De dimensionale tuinen vond ik een altijd wat vreemde plek. Het was buiten terwijl ik wist dat we onder de grond zaten. Planten groeide er zonder problemen en de muren waren bedekt met klimop. In het midden was stond een collectie aan deuren in verschillende vormen en kleuren.
'Welke denk je dat we nodig hebben?' vroeg ik Avi toen ze wat twijfelend naar de scène voor haar keek.
'Weet ik veel,' zei ze. 'Die misschien?'
'Bijna,' zei ik. 'Je zit er een naast.'
'Toch de rode.'
'Nee, de blauwe,' zei ik en ze zuchtte verslagen. 'Heb je je sleutel bij je?'
'Altijd? Waarom?'
'Dan mag je de deur openen.'
'Dat werkt hier gewoon?'
'Waarom zou het niet moeten werken?'
'Andere kerkers, andere deuren?'
'Zou niet moeten, als in het zijn wel andere deuren, maar ze luisteren naar elke sleutel van elke leerling.'
'Behalve die,' zei Avi en weer naar de deuren zonder locatie, deuren die ik als ik een zesde eeuws zou worden eindelijk openen kon.
'Behalve die,' zei ik met een glimlach en ik was blij te zien dat ze haar sleutel tevoorschijn had gehaald om de blauwe deur te openen. Niet veel later stapten we inderdaad een oud en verlaten schuurtje uit.
Ik werd wat verrast door de snijdende wind en ik trok mijn jack wat strakker om me heen. Mijn masker deed ik op en versmolt met mijn gezicht. Al moest ik toegeven dat ik het vergeten was te doen als ik Avi niet dezelfde beweging had zien maken.
'Waar zegt de kaart dat we heen moeten?' vroeg ik Avi die de kaart er al bij had gehaald voor ik het hoefde te zeggen. Iets wat me terug deed denken aan een van mijn eerste missies met Rea. Ze was me altijd voor met haar ideeën, iets wat ze daarna ook altijd bleef.
'Dat pad af, derde boerderij aan de linker kant,' antwoordde ze en ik knikte. Mijn hand ging naar mijn armband en ik riep Yee op, wetende dat ik hen nodig zou hebben deze opdracht. Zeker met een andere demon die in het gebied rond zou kunnen lopen. Ik was niet altijd voorbereid, maar in dit soort gevallen...

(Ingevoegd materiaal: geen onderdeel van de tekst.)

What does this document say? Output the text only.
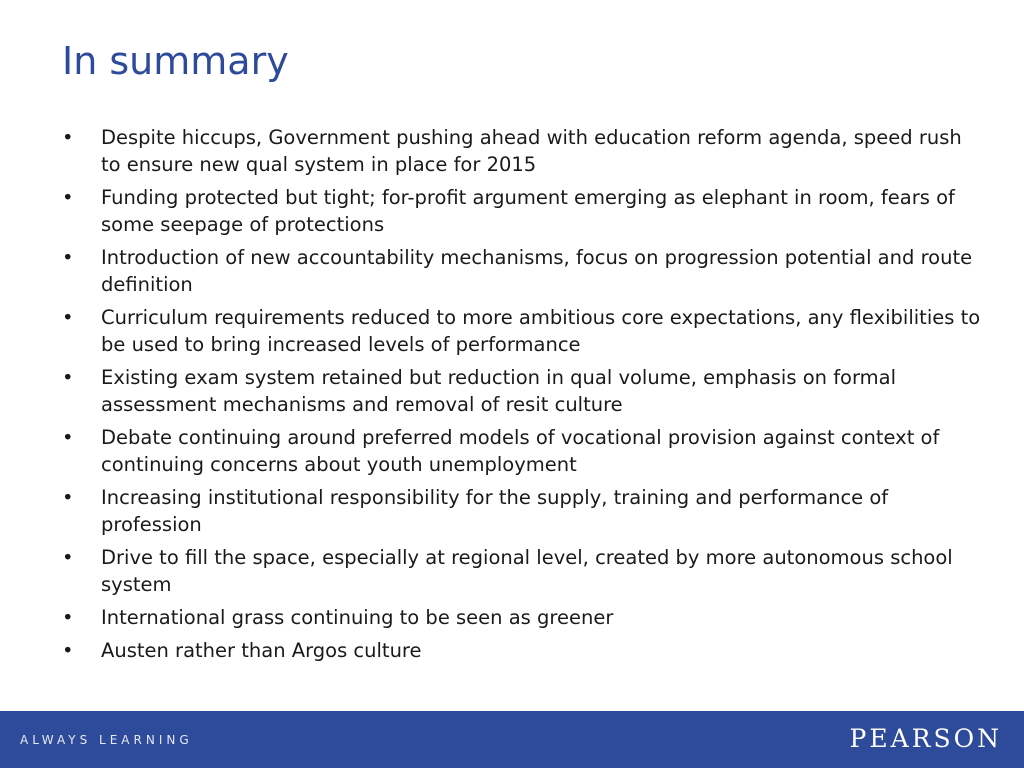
In summary
•	Despite hiccups, Government pushing ahead with education reform agenda, speed rush to ensure new qual system in place for 2015
•	Funding protected but tight; for-profit argument emerging as elephant in room, fears of some seepage of protections
•	Introduction of new accountability mechanisms, focus on progression potential and route definition
•	Curriculum requirements reduced to more ambitious core expectations, any flexibilities to be used to bring increased levels of performance
•	Existing exam system retained but reduction in qual volume, emphasis on formal assessment mechanisms and removal of resit culture
•	Debate continuing around preferred models of vocational provision against context of continuing concerns about youth unemployment
•	Increasing institutional responsibility for the supply, training and performance of profession
•	Drive to fill the space, especially at regional level, created by more autonomous school system
•	International grass continuing to be seen as greener
•	Austen rather than Argos culture
ALWAYS LEARNING	PEARSON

'Yee, kan je opletten of je ergens een andere demon voelt?' vroeg ik hen het moment dat hen naast me verschenen was. Hen observeerde de omgeving voor een klein moment en hen besloot daarna een menselijke gedaante aan te nemen.
Ik was al blij dat de weg waar we stonden uitgestorven was, maar was blijer voor hun menselijke gedaante wegens ik dan niet alles voor Avi hoefde te vertalen wanneer mijn demon sprak. Als ze eenmaal zelf een contract had zou dit geen probleem meer zijn, maar nu kon ze niks verstaan wat in demonentong gezegd werd.
'Is er weer een ontsnapt?' vroeg hen, ik knikte. 'Waarschijnlijk een hongerige eerstegraads die een scheur heeft gevonden. Ik zeg je wel wanneer ik hen voel.'
'Wordt gewaardeerd,' zei ik.
'Ik denk dat de kaart overbodig was,' zei Avi plots en ze stopte met lopen. Ik keek de verte in en ik zag wat ze bedoelde.
'Jeetje,' zei ik in een geschrokken fluistering. De boerderij was omgeven door een dikke groene mist. 'Dat is inderdaad moeilijk te missen.'
'Nu maar hopen dat het een normale vloekzegel is en niet zo een waardoor scheuren in stand worden gehouden.'
'Er staat dat er enkel elkers zijn,' zei Avi. 'Dus ik denk het niet? Ik herinner me dat die zelfs zonder scheuren kunnen verschijnen?'
'En voor verrotting van echt vanalles zorgen,' zei ik en ik merkte dat ik wat licht in mijn hoofd werd van de steeds sterker wordende geur. 'Ik ben blij als we die zegel gebroken hebben en van deze stank af zijn.'
'Gewoon je neus dichtknijpen, dan is het ook weg,' zei Avi en dat liet Yee lachen.
'Je hoort het. Niet zo zeuren, Ni.'
'Ik zal mijn best doen,' zei ik met een zucht en twee rollende ogen.
De lucht werd zo sterk dat ik blij was een sjaal voor mijn neus te kunnen trekken. Avi leek er niet al te veel last van te hebben, leek het. Al kon het zijn dat zij, wegens dat ze nog geen demonen contract had, er minder op reageerde. Ik merkte ook dat de lucht stoffiger werd en dat de boerderij waar we heen gingen, steeds moeilijker te zien was. Zouden de buren niet doorhebben dat de lucht hier een hele slechte kwaliteit had? Dit was extremer dan ik gewend was, dus hoe kwam het dat er nog geen meldingen binnen waren gekomen van lokale omroepen die een mysterieuze geur of lucht in de nabije omgeving hadden gezien. Het klopte niet en ik vreesde dat de elkers niet alleen hier verantwoordelijk voor waren.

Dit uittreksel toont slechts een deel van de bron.